In general, factors to consider here are the likelihood of an increase in property value and the cost of borrowing. It is also important to bear in mind the tax consequences that arise when you buy an investment property.
Ensure you have not overestimated the return you will receive and underestimated the cost of borrowing, maintenance, repair and the time involved with tenants. You will also have to ensure you have enough cash-flow to allow for periods of vacancy.
As a landlord you will be a chargeable person for income tax purposes and you will therefore need to submit an annual income tax return, or if your net rental income is below €5,000 you can declare it to Revenue through a Form 12. Further information is available here
Typical rental expenses which you can use to reduce your income tax bill include:
- From the 1st January 2019 100% of the mortgage interest paid on a loan to buy/improve or repair a rental residential property can be deducted as a rental expense against the gross rents received.
- Rates, goods and services rendered in connection with the letting of the property.

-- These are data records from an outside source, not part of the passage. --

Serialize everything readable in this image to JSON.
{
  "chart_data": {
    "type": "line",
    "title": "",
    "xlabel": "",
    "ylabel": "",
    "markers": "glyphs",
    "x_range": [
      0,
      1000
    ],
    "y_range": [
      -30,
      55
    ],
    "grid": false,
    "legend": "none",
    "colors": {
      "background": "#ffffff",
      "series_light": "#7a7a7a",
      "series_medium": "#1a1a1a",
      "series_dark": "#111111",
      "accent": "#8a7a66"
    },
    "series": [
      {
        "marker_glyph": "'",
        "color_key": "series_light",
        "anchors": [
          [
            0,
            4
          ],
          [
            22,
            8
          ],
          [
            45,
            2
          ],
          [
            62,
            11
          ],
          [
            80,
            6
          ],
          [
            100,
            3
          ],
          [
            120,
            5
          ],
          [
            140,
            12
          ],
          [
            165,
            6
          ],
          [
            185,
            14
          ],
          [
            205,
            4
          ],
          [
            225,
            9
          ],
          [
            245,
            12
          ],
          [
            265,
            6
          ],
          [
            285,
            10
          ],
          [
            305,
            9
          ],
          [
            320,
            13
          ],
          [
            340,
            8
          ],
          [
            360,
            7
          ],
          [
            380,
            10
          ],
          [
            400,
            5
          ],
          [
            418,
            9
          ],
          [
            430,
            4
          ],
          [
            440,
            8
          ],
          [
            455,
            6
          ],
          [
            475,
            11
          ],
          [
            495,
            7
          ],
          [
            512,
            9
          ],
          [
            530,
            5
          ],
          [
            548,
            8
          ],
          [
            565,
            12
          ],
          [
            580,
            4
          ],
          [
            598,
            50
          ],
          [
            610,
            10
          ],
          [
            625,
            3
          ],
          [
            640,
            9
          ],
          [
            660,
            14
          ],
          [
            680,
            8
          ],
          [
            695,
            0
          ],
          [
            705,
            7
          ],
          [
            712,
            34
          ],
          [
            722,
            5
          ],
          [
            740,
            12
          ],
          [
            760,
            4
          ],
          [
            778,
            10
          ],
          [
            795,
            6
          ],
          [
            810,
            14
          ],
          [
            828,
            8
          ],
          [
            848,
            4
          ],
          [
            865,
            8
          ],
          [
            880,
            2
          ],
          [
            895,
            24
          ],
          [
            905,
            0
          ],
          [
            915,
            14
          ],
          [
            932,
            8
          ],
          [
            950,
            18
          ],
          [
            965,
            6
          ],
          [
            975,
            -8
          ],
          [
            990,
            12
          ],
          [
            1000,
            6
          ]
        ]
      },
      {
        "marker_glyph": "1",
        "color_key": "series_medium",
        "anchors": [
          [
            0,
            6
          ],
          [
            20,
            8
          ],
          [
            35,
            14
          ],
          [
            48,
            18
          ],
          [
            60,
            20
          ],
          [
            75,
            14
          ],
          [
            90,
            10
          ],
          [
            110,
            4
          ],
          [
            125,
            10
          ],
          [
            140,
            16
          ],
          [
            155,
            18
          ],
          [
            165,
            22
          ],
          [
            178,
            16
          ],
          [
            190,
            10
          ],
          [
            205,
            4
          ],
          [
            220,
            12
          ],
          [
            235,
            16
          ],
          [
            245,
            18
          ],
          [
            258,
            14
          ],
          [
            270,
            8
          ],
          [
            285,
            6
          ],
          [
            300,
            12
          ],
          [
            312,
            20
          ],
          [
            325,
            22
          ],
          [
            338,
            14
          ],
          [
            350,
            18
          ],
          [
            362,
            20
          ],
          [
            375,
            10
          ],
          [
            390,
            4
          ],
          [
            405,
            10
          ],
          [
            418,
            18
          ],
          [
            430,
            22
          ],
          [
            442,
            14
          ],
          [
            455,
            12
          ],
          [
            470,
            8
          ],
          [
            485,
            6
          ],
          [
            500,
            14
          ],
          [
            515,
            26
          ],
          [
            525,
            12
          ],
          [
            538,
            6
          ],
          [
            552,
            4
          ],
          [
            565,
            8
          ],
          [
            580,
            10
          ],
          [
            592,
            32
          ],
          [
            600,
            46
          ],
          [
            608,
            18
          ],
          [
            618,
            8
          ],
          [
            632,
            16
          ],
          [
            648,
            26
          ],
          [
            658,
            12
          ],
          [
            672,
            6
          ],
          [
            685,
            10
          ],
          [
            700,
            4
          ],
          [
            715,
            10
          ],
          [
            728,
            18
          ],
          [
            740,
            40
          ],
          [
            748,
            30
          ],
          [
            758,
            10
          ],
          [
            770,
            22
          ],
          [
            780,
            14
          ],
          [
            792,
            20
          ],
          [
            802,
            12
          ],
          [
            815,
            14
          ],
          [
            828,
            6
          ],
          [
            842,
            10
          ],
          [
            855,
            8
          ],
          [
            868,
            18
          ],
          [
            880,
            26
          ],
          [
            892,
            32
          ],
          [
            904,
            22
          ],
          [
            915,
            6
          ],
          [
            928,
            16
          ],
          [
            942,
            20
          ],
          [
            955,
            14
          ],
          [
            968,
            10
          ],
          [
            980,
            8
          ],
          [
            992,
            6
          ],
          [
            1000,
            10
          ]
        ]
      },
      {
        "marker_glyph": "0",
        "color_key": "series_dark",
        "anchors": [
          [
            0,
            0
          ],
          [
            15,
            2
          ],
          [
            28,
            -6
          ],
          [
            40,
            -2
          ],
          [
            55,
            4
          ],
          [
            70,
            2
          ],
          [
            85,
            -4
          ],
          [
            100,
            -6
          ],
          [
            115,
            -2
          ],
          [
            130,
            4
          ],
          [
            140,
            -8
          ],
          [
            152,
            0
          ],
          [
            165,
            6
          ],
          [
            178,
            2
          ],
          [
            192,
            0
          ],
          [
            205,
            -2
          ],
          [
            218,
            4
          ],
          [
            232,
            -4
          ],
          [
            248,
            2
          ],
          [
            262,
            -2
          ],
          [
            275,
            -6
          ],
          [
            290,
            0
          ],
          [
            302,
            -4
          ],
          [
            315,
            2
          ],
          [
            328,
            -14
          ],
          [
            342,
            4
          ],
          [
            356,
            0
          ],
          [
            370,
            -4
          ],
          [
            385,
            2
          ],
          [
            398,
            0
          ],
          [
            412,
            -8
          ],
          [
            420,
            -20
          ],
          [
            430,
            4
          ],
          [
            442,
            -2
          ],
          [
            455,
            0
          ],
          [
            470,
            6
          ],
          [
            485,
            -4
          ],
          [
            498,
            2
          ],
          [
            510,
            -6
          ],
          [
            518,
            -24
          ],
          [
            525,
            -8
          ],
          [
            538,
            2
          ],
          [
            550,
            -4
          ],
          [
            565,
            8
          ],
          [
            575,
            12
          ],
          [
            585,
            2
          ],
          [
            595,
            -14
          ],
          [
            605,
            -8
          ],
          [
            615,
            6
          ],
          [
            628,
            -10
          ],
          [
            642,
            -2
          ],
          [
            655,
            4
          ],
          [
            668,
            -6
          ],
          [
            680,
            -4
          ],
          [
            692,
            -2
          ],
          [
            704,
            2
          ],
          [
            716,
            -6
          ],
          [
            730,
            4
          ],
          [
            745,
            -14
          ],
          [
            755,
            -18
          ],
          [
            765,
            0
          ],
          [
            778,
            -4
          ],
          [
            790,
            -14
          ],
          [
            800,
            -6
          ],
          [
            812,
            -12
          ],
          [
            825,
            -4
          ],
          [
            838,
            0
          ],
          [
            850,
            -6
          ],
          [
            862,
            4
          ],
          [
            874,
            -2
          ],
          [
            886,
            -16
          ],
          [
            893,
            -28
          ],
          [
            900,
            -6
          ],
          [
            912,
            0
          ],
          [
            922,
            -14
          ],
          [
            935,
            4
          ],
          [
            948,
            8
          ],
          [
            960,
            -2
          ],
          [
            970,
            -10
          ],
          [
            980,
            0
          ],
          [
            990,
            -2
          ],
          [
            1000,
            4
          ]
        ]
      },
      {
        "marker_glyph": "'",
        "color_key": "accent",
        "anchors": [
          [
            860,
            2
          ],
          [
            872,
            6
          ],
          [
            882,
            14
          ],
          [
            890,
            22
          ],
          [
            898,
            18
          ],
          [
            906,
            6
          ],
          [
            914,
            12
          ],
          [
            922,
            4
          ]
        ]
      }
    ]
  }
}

- Repairs, insurance, maintenance and management fees.
- Mortgage protection premiums.
Capital Allowances of 12.5% per annum are also available on the value of fixtures and fittings acquired for the property.
Keep in mind that where your rental costs exceed your rental income, the loss you incur can only be offset against future rental income. You cannot however offset the loss on your rental property against the tax on your employment income.
Local Property Tax (LPT) is not an allowable expense.
Keep all receipts as the Inspector of Taxes may wish to examine these.
Ensure each tenancy of the property is registered with the PRTB in order to claim mortgage interest relief.
Bear in mind that rental income is treated in the same way as self-employed income, therefore, it may have the effect of pushing you into the higher tax bracket.
Many people wrongly think that they will reduce their tax liability by holding property in a limited company. This is not the case as the rate of corporation tax on rental income is 25%.
Also undistributed investment and rental income in a close company is liable to a further tax charge called a close company surcharge. Take tax advice before putting any property into a limited company.
If you are tax resident and domiciled in Ireland rental income from foreign properties will be taxable in Ireland. This income may also be taxable in the country that the property is located.
Some tax incentives for rental income do exist but professional advice should be sought here. The annual rental income will be taxed in Ireland also if there is an appreciation in the value of the property, capital gains tax will be charged, currently at the rate of 33% in Ireland.
Investing in property carries its own risks but can prove fruitful for the brave. It is important to view this as a long term investment.